Tiger Woods has quite a history at Pinehurst Resort, where those folks along with the rest of the world wait and see whether he will be there in June.
Woods, recovering from a microdisectomy for a pinched nerve in his back, hopes to be back this summer. When or where that occurs remains unknown. Could it be in time for the U.S. Open, scheduled June 12-15 at Pinehurst No. 2? No official word from his camp, so stay tuned.
Don Padgett II, president of Pinehurst, tells GCM that the restored historic layout would offer intrigue for Woods, and any other golfer who hits into trouble, unlike any U.S. Open we have witnessed in recent memory. Since there is no rough anymore (turf was removed in the rough to uncover the natural sandy areas that were intended to be that way by architect Donald Ross), the main issue now for anybody who hits it offline could be hardpan lies, footprints, wiregrass and pine cones.
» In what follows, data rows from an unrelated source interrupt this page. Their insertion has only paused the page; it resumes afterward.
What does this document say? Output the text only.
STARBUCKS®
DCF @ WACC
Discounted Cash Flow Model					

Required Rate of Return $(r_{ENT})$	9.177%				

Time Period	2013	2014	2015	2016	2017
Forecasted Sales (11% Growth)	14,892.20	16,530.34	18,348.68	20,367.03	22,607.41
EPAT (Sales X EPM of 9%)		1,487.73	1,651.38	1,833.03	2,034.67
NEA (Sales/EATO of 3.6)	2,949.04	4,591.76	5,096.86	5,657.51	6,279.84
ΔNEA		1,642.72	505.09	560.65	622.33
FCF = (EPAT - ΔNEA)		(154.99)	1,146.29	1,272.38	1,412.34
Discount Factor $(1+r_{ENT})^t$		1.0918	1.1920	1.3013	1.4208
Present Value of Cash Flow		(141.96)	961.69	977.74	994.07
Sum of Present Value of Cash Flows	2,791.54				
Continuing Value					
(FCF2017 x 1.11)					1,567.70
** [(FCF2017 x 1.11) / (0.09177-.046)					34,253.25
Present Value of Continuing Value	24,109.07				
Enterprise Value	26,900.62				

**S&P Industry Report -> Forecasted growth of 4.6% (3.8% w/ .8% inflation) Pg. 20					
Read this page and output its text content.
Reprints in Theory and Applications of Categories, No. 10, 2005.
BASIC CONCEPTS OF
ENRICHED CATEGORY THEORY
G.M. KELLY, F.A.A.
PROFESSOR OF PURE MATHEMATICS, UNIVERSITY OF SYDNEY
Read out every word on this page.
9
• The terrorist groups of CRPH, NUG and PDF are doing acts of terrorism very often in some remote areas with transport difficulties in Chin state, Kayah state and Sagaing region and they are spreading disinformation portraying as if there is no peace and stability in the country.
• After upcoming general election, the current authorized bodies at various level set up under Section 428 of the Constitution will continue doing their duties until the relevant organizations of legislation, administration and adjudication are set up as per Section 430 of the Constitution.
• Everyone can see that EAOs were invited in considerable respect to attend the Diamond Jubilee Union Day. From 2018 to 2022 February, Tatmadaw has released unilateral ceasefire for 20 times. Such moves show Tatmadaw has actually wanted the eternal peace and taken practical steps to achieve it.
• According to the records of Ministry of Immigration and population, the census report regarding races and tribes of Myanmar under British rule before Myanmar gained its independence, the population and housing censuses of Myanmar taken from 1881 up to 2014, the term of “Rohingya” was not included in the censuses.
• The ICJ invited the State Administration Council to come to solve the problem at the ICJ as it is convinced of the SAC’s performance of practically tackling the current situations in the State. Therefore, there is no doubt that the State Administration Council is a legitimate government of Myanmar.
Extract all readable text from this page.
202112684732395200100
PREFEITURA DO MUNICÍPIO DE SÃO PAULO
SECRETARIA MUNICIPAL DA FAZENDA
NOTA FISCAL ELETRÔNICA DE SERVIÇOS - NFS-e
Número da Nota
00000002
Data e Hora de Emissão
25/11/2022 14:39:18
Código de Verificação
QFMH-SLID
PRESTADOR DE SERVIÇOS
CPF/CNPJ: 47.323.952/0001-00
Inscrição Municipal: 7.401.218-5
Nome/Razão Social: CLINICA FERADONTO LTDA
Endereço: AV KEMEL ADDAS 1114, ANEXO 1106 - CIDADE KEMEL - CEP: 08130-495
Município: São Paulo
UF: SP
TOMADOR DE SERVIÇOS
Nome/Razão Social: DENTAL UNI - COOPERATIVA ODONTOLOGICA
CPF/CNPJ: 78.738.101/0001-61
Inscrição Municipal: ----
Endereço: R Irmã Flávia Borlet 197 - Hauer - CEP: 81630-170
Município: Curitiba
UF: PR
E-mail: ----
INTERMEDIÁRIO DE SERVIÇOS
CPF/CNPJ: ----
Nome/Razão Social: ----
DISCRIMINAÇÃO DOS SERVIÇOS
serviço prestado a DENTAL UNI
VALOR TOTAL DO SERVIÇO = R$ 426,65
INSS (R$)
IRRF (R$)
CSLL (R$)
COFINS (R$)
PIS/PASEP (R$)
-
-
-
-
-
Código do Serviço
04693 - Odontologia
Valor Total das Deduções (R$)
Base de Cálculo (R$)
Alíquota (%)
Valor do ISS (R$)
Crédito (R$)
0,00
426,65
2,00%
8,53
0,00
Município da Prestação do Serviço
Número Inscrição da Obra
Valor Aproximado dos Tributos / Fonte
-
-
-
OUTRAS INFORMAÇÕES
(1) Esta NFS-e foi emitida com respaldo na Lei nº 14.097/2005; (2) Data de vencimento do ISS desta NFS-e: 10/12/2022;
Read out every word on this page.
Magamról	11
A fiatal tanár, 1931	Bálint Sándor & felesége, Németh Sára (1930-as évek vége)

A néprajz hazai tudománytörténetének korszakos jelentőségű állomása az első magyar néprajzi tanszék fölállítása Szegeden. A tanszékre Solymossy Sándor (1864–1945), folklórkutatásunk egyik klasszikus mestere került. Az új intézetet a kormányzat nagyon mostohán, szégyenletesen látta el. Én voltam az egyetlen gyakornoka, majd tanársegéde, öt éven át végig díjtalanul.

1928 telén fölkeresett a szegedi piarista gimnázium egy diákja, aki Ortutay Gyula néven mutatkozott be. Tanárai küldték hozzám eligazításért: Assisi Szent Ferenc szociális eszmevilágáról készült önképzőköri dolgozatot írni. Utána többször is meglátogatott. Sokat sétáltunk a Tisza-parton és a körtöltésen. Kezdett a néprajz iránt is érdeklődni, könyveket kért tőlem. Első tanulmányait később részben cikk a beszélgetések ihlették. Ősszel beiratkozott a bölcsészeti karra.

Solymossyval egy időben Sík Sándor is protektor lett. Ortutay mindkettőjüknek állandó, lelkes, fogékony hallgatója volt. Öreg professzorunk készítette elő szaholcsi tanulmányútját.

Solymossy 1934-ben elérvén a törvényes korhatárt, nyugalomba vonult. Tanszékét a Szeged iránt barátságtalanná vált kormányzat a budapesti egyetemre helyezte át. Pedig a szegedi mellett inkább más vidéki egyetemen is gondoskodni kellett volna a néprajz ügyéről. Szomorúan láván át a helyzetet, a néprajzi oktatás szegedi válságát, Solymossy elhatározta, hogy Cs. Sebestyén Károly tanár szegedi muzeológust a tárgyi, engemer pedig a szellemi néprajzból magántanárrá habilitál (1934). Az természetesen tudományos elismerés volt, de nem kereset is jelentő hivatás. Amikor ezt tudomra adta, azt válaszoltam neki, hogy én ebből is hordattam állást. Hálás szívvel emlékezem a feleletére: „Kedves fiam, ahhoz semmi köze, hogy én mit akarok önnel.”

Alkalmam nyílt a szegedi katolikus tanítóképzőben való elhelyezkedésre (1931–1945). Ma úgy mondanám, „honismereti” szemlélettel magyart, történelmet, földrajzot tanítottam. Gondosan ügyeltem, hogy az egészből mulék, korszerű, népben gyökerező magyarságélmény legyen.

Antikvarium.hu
"Since the rough is gone, he (Woods) wouldn't have to take that big rip with a short iron," Padgett says. "When you play in an Open (Padgett played in three U.S. Opens in the 1970s), usually you gouge out your shots, try to get up and down. Here now, when you hit from off of the fairways, you have to wait to see what you will get. I think guys are going to have to be more creative."
Woods, seeking his 15th professional major championship, has performed admirably more than once at Pinehurst. In the previous two U.S. Opens there on No. 2 (1999 and 2005), he finished third and second, respectively. Long before that, Woods triumphed. In 1992, as a teen-ager, he captured the "Big I" Insurance Youth Golf Classic on Pinehurst No. 7. He did it in convincing fashion, running away with the title by 9 strokes.